Liberals have been trumpeting a study claiming that if the minimum wage had risen in tandem with worker productivity, the minimum wage would be nearly $22 per hour.
He challenges this argument using data from the Bureau of Labor Statistics (BLS) on labor productivity in the food service sector.
Taking a longer view, from 1987 to 2012 the same BLS data show that worker productivity in the food service sector rose by an average of 0.6 percent per year. In limited service restaurants, the gains were slightly lower, only averaging 0.5 percent per year. Meanwhile, unit labor costs have risen by an average of 3.6 percent. Over this period the minimum wage has risen from $3.35 to $7.25 per hour which is an average annual increase of 3.1 percent. In other words, at least in food service, the minimum wage has risen at a rate five or six times as fast as justified by the gains in worker productivity.
Is this relevant? Well, yes and no.
The theory of comparative advantage explains how the wages of two people or groups of people who trade with each other can increase even if the labor productivity of just one of them increases. Suppose I can mow LeBron James' yard in one hour, and to do so I have to give up earning $10 doing something else. (Let's just say that $10 per hour accurately reflects the productivity of my labor services for that one hour.). And let's suppose that LeBron James' could mow his own yard, but in doing so must forego an hour of practice that due to some incentive clause would increase his income by, say, $1,000. Then he and I have a mutually advantagous trade by me mowing his lawn for anything between $10 and $1,000.
Suppose now that LeBron's labor productivity subsequently increased so that his opportunity cost of mowing his lawn doubles to $2,000 per hour. Now the mutual advantages to our exchanging my labor services for payment increases to between $10 per hour and $2,000 per hour. Where we end up depends. If barriers to entry preclude others from entering the lawn mowing business, my wage would increase closer to the $2,000 threshold. If, however, plenty of people could enter this market, then it would remain closer to the $10 range.
My labor productivity did not change at all, but that doesn't mean that my wages would not necessarily increase. Whether my wage increases or not depends on the gains from trade by employing my labor services mowing LeBron's yard. As an actual example, the labor productivity of barbers and other cosmetologists has probably not increased much over the past twenty-five years either, but I'm guessing the real wages in this sector have increased over that period.

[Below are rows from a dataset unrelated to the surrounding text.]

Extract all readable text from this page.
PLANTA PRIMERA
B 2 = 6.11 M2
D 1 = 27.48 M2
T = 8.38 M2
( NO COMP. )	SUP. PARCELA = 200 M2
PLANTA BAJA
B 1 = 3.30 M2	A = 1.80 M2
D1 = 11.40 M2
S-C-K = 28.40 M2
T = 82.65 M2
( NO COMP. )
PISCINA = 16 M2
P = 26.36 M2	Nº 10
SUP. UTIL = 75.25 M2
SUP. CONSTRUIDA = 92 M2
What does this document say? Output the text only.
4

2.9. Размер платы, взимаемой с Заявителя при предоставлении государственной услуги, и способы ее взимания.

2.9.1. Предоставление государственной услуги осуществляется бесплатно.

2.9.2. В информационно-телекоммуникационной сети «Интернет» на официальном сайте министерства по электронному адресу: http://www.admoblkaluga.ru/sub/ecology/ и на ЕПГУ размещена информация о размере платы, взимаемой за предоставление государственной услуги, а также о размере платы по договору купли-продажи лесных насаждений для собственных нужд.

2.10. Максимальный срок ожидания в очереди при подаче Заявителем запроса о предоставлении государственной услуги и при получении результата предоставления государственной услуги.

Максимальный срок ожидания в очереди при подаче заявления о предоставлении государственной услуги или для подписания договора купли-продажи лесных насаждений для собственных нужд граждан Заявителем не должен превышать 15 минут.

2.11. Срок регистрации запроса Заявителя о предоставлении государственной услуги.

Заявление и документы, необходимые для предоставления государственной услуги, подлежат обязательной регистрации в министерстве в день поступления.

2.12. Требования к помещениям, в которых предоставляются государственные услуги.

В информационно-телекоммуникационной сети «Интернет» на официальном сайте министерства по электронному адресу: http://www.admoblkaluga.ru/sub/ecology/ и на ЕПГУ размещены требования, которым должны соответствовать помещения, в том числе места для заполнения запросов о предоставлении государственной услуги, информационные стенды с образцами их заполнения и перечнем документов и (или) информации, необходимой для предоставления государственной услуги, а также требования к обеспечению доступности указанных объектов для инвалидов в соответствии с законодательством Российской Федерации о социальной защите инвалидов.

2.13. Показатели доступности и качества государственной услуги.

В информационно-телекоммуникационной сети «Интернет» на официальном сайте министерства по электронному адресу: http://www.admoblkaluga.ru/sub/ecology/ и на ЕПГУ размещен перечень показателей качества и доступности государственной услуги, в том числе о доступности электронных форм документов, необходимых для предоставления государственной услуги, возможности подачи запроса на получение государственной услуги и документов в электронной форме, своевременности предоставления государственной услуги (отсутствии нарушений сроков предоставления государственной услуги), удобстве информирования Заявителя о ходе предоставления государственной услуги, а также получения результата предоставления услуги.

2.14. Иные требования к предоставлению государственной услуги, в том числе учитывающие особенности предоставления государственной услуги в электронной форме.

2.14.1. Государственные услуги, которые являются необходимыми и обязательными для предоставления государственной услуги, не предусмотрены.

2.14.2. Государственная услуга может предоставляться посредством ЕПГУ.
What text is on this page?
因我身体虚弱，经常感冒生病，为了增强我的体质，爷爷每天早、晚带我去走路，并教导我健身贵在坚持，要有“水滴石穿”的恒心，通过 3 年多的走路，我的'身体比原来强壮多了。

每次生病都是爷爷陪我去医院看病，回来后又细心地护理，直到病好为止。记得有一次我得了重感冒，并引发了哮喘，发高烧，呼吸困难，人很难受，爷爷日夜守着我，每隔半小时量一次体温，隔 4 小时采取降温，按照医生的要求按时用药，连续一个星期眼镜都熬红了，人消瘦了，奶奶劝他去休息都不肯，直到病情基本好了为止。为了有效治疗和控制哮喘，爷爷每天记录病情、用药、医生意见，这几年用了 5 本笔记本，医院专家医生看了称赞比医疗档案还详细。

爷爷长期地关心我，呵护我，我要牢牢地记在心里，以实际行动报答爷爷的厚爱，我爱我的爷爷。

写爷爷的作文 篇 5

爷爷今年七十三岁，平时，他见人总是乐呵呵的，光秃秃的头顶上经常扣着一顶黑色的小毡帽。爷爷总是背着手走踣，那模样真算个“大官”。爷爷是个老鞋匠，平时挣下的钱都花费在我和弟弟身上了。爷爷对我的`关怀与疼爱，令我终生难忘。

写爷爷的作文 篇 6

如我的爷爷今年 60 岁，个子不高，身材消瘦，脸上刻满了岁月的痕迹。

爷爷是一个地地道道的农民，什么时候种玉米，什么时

Now, this doesn't mean that Dorfman is incorrect, only that the labor productivity of a worker is not the only determinant of his or her wage. You have to also consider the opportunity costs of labor to determine the value of the labor that person provides.
So why haven't wages in the food service industry kept up with overall labor productivity? Because what determines exactly where the terms of trade end up within the wedge of a worker's productivity and the opportunity cost of the person or persons with whom they trade depends on the relative value to each party of the services or good each party provides the other. In the case made by Dorfman, since food service work requires relatively little skill, plenty of people are willing to enter that industry and compete away additional wage payments above and beyond their opportunity costs. This means that the terms of trade are closer to the actual productivity level of food service workers and not upwards to the opportunity costs of workers whose labor productivity increased.
For another comparison, consider the labor productivity of academics, which has not likely increased over the past twenty-five years either, even though their real wages have risen significantly. This is because it is much more difficult and costly to become an academic, and demand for the services of academics has increased significantly over this time. This means that both the marginal revenue product of an academic has increased over the past two decades (almost all of that due to gains in marginal revenue, not in productivity), and barriers to entry allow the wages of academics to rise without new entrants competing to push them downward.